Teachers don’t need gifts. Don’t expect them. Can’t expect them, even.
But folks wondering what to give that special educator who helps their children learn, succeed and otherwise enjoy their time in school might want to consider some advice from Kendra Metz, a teacher in the Lawrence school district for the past 18 years.
“The one gift that means the most to me from students and parents is a thoughtful thank-you note that tells me specifically what I did to make an impression,” said Metz, honored last month as the district’s 2011 Master Teacher of the Year.
But if a student or parent of a student wants to buy a gift for a teacher — a practice officially “discouraged” under district policy — there are rules to follow.
“Staff members are prohibited from receiving gifts of substantial value from vendors, salesmen or other such representatives,” said David Cunningham, the district’s director for legal services, human resources and policy. “At the parent level, it’s not uncommon for kids to bring baked goods or token types of gifts to a teacher, whether that’s in a birthday or holiday time frame.”

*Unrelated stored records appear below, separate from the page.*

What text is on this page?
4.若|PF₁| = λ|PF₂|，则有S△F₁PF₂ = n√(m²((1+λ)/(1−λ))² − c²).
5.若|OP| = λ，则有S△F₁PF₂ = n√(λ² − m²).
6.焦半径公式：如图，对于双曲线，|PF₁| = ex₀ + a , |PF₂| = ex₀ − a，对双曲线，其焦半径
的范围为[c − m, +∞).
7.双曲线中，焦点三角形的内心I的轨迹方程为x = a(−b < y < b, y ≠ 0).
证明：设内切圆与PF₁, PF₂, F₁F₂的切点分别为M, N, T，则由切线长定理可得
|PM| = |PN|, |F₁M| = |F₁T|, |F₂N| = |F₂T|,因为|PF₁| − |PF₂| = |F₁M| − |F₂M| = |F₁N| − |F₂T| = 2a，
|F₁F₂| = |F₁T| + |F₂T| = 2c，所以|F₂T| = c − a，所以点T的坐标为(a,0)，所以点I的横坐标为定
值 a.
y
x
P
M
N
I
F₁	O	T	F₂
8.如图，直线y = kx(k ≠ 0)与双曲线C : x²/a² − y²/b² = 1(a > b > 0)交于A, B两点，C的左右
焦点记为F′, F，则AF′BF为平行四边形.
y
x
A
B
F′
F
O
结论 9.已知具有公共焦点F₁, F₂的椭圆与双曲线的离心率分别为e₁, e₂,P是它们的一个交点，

And that’s fine, Cunningham said, as long as teachers don’t expect them and the gifts themselves amount to “insignificant dollar value” or less.
“We don’t want any parents going out and buying anything of substantial value to give to the teacher,” Cunningham said. “That would be inappropriate.”
Some schools encourage gift-givers to turn their attention toward the classrooms themselves. At Sunset Hill School, for example, PTO members gathered lists of needed items from teachers, then split the needs up into gift tags posted on a bulletin board inside the main entrance of the school, 901 Schwarz Road.
Giving paper or paper towels or something else a class might be able to use is permissible because such gifts do not become property of the teacher, Cunningham said. The materials go to the school and, by extension, the district.
“It’s a mechanism that allows people to provide needed supplies to the school,” he said.
Metz acknowledges that “funky pens” or “colorful office supplies” can be useful, and pictures of students — particularly ones that include the teacher — can be fun.
But the best gifts, she said, are those that don’t cost a dime.
A written note, after all, stands the test of time.
“I keep them, as many teachers do, in a special place in my classroom,” Metz said. “I still have notes from kids who are now adults and have their own families, and I read them once in a while, so these gifts have taken up little space and yet have kept on giving for years.”
Cunningham couldn’t agree more: “It’s a child doing something of significance, but it’s of insignificant dollar value.”